Although there are countless places to visit on New Year’s Eve, one of the liveliest is Osu Kannon, a temple that is busy most days of the year and packed to the brim during the holidays.
People have been known to line up for three hours to get the chance to pray, but if you come for the food then the crowds may be worth any hassle.
Outside the temple there are about a dozen stalls selling a range of foods. Some of the Nagoyan options include miso kushi katsu (battered and deep-fried pork dipped in miso sauce) and doteni (the more sinewy cuts of beef smothered in a thick miso sauce), which range in price from ¥100 to ¥1000.
The biggest draw is the large yakitori marquee, which is one of the few covered, heated areas. Seats go quickly and when you do get a table, expect to share it with friendly strangers. Most of the chicken options range from ¥100 to ¥150, while the beef can be upward of ¥500.

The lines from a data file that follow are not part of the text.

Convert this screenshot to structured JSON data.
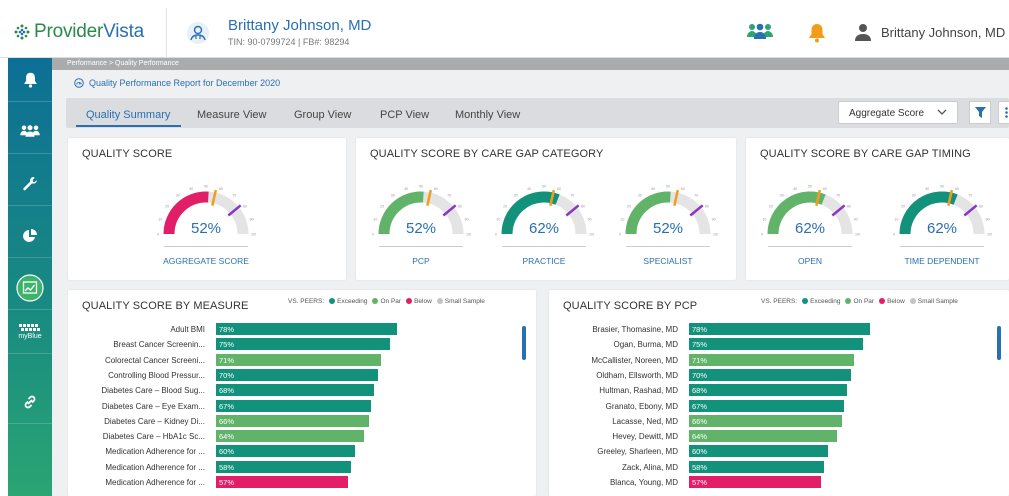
{
  "brand": {
    "part1": "Provider",
    "part2": "Vista"
  },
  "provider": {
    "name": "Brittany Johnson, MD",
    "sub": "TIN: 90-0799724  |  FB#: 98294"
  },
  "user": {
    "name": "Brittany Johnson, MD"
  },
  "sidebar": {
    "items": [
      {
        "icon": "bell-icon"
      },
      {
        "icon": "group-icon"
      },
      {
        "icon": "wrench-icon"
      },
      {
        "icon": "pie-chart-icon"
      },
      {
        "icon": "trend-chart-icon"
      },
      {
        "icon": "myblue-icon",
        "label": "myBlue"
      },
      {
        "icon": "link-icon"
      }
    ]
  },
  "breadcrumb": "Performance  >  Quality Performance",
  "report_title": "Quality Performance Report for December 2020",
  "tabs": [
    {
      "label": "Quality Summary",
      "active": true
    },
    {
      "label": "Measure View"
    },
    {
      "label": "Group View"
    },
    {
      "label": "PCP View"
    },
    {
      "label": "Monthly View"
    }
  ],
  "aggregate_select": "Aggregate Score",
  "colors": {
    "exceeding": "#12927a",
    "on_par": "#62b36a",
    "below": "#e11e67",
    "small_sample": "#c4c4c4",
    "accent": "#2a6fb0",
    "orange": "#f39c1b",
    "purple": "#8b35c4"
  },
  "cards": {
    "quality_score": {
      "title": "QUALITY SCORE",
      "gauges": [
        {
          "label": "AGGREGATE SCORE",
          "value": 52,
          "color": "#e11e67"
        }
      ]
    },
    "care_gap_category": {
      "title": "QUALITY SCORE BY CARE GAP CATEGORY",
      "gauges": [
        {
          "label": "PCP",
          "value": 52,
          "color": "#62b36a"
        },
        {
          "label": "PRACTICE",
          "value": 62,
          "color": "#12927a"
        },
        {
          "label": "SPECIALIST",
          "value": 52,
          "color": "#62b36a"
        }
      ]
    },
    "care_gap_timing": {
      "title": "QUALITY SCORE BY CARE GAP TIMING",
      "gauges": [
        {
          "label": "OPEN",
          "value": 62,
          "color": "#62b36a"
        },
        {
          "label": "TIME DEPENDENT",
          "value": 62,
          "color": "#12927a"
        }
      ]
    }
  },
  "gauge_ticks": [
    "0",
    "10",
    "20",
    "30",
    "40",
    "50",
    "60",
    "70",
    "80",
    "90",
    "100"
  ],
  "legend": {
    "prefix": "VS. PEERS:",
    "items": [
      "Exceeding",
      "On Par",
      "Below",
      "Small Sample"
    ]
  },
  "by_measure": {
    "title": "QUALITY SCORE BY MEASURE",
    "rows": [
      {
        "label": "Adult BMI",
        "value": 78,
        "status": "exceeding"
      },
      {
        "label": "Breast Cancer Screenin...",
        "value": 75,
        "status": "exceeding"
      },
      {
        "label": "Colorectal Cancer Screeni...",
        "value": 71,
        "status": "on_par"
      },
      {
        "label": "Controlling Blood Pressur...",
        "value": 70,
        "status": "exceeding"
      },
      {
        "label": "Diabetes Care – Blood Sug...",
        "value": 68,
        "status": "exceeding"
      },
      {
        "label": "Diabetes Care – Eye Exam...",
        "value": 67,
        "status": "exceeding"
      },
      {
        "label": "Diabetes Care – Kidney Di...",
        "value": 66,
        "status": "on_par"
      },
      {
        "label": "Diabetes Care – HbA1c Sc...",
        "value": 64,
        "status": "on_par"
      },
      {
        "label": "Medication Adherence for ...",
        "value": 60,
        "status": "exceeding"
      },
      {
        "label": "Medication Adherence for ...",
        "value": 58,
        "status": "exceeding"
      },
      {
        "label": "Medication Adherence for ...",
        "value": 57,
        "status": "below"
      }
    ]
  },
  "by_pcp": {
    "title": "QUALITY SCORE BY PCP",
    "rows": [
      {
        "label": "Brasier, Thomasine, MD",
        "value": 78,
        "status": "exceeding"
      },
      {
        "label": "Ogan, Burma, MD",
        "value": 75,
        "status": "exceeding"
      },
      {
        "label": "McCallister, Noreen, MD",
        "value": 71,
        "status": "on_par"
      },
      {
        "label": "Oldham, Ellsworth, MD",
        "value": 70,
        "status": "exceeding"
      },
      {
        "label": "Hultman, Rashad, MD",
        "value": 68,
        "status": "exceeding"
      },
      {
        "label": "Granato, Ebony, MD",
        "value": 67,
        "status": "exceeding"
      },
      {
        "label": "Lacasse, Ned, MD",
        "value": 66,
        "status": "on_par"
      },
      {
        "label": "Hevey, Dewitt, MD",
        "value": 64,
        "status": "on_par"
      },
      {
        "label": "Greeley, Sharleen, MD",
        "value": 60,
        "status": "exceeding"
      },
      {
        "label": "Zack, Alina, MD",
        "value": 58,
        "status": "exceeding"
      },
      {
        "label": "Blanca, Young, MD",
        "value": 57,
        "status": "below"
      }
    ]
  }
}
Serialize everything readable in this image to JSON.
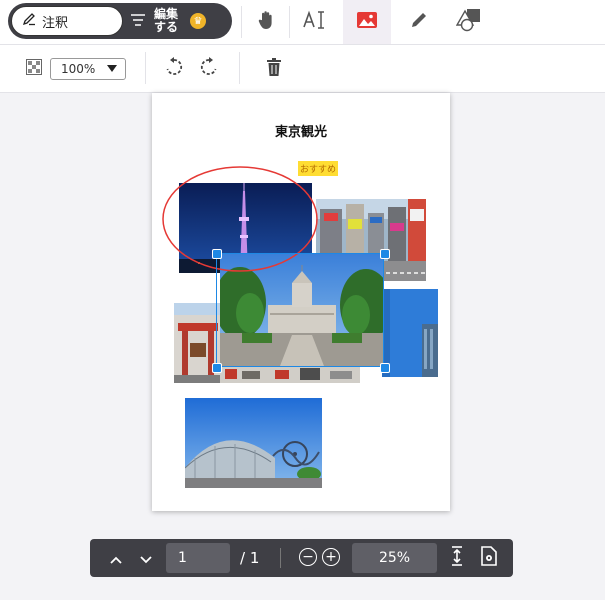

No matter what you opt for, the food is far from gourmet. When I got atsukan (heated sake) last year, for example, it was served in the same paper cups usually used to serve fried chicken . . . there may have even been some stray batter floating around — but it’s still a window into a side of Japanese culture many may otherwise overlook. The food is cheap, fast and undeniably delicious, and the dimly lit temple, along with the tolling of the new year bell, make this an experience that should not be missed.
2-21-47 Osu, Naka-ku, Nagoya, Aichi Pref.; 052-231-6525; www.osu-kannon.jp; nearest station Osu Kannon.